To IDC’s Reith, it doesn’t seem likely that Apple will swallow the cost of these new tariffs. “They never have in past tough times,” he said.
Counterpoint’s Schneemann says Apple is in a position to offset these new costs “better than most other companies” because of the iPhone’s hefty margins. Even if the company is unwilling to eat the cost entirely, a measured price hike could help keep people from skipping new iPhones.
A marginal increase in the cost of new iPhones could sting for people who purchase their new gadgets outright, he adds, but might not bother the many who pay for their phones over time through their wireless carriers.
The scope of Apple’s supply chain woes had some market watchers wondering about the possibility of bringing iPhone production to the United States.

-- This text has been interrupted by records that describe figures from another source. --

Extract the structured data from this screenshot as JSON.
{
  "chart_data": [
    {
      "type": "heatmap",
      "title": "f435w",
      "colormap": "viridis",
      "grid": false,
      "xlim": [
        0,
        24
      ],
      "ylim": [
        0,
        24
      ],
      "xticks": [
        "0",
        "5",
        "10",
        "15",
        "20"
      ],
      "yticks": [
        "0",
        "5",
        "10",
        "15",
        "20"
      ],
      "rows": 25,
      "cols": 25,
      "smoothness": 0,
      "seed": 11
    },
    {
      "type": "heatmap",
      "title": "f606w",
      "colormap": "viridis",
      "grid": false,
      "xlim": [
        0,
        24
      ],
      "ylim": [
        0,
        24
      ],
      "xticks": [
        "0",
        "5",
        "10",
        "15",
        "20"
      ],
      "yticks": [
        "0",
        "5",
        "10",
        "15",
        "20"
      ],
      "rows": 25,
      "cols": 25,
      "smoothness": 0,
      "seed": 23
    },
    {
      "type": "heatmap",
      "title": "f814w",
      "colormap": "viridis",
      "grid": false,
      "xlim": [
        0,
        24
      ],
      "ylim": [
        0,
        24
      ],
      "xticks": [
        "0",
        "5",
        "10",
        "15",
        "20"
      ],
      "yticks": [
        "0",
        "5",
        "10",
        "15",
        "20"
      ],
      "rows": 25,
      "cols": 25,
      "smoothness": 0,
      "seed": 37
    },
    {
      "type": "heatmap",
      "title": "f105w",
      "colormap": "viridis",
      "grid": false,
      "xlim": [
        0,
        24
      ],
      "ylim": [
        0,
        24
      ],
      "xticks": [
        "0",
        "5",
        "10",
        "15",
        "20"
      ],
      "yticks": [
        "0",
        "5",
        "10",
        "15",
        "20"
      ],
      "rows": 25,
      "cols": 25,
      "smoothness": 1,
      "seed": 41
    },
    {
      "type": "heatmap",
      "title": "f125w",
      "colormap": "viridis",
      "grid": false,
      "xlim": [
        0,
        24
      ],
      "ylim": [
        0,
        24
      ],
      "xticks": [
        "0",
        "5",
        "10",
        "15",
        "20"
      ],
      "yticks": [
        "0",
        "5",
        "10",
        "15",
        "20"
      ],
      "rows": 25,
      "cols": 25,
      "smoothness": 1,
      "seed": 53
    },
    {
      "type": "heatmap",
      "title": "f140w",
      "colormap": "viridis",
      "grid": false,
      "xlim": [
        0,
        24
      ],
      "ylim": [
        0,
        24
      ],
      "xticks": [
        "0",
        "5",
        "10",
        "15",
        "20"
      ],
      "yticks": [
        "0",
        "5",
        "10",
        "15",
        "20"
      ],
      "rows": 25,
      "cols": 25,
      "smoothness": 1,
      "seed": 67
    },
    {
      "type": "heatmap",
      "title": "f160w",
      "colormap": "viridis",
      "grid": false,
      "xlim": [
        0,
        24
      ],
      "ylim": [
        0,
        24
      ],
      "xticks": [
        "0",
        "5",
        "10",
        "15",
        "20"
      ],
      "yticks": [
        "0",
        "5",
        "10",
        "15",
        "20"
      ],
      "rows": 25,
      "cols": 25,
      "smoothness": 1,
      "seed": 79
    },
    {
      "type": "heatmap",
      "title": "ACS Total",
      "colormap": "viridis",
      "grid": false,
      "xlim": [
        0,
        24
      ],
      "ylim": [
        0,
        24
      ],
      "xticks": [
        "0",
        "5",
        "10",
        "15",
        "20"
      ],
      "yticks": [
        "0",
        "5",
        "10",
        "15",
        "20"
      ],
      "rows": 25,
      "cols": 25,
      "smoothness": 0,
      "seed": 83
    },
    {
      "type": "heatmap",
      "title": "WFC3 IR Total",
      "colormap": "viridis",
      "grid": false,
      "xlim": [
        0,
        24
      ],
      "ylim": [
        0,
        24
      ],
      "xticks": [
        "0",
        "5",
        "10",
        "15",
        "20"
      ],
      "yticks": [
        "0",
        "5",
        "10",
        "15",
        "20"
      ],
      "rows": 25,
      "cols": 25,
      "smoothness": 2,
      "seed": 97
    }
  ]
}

If Apple did start producing the devices in the U.S., the one-two punch of steep American labor costs and a reliance on parts from predominantly Asian suppliers could mean significantly higher iPhone prices.
“iPhone manufacturing isn’t coming back to America,” said the person familiar with Apple’s plans.
Even Rubio, the smartphone-shopping husband, was skeptical: “We are not going back to the manufacturing country that we once were,” he said.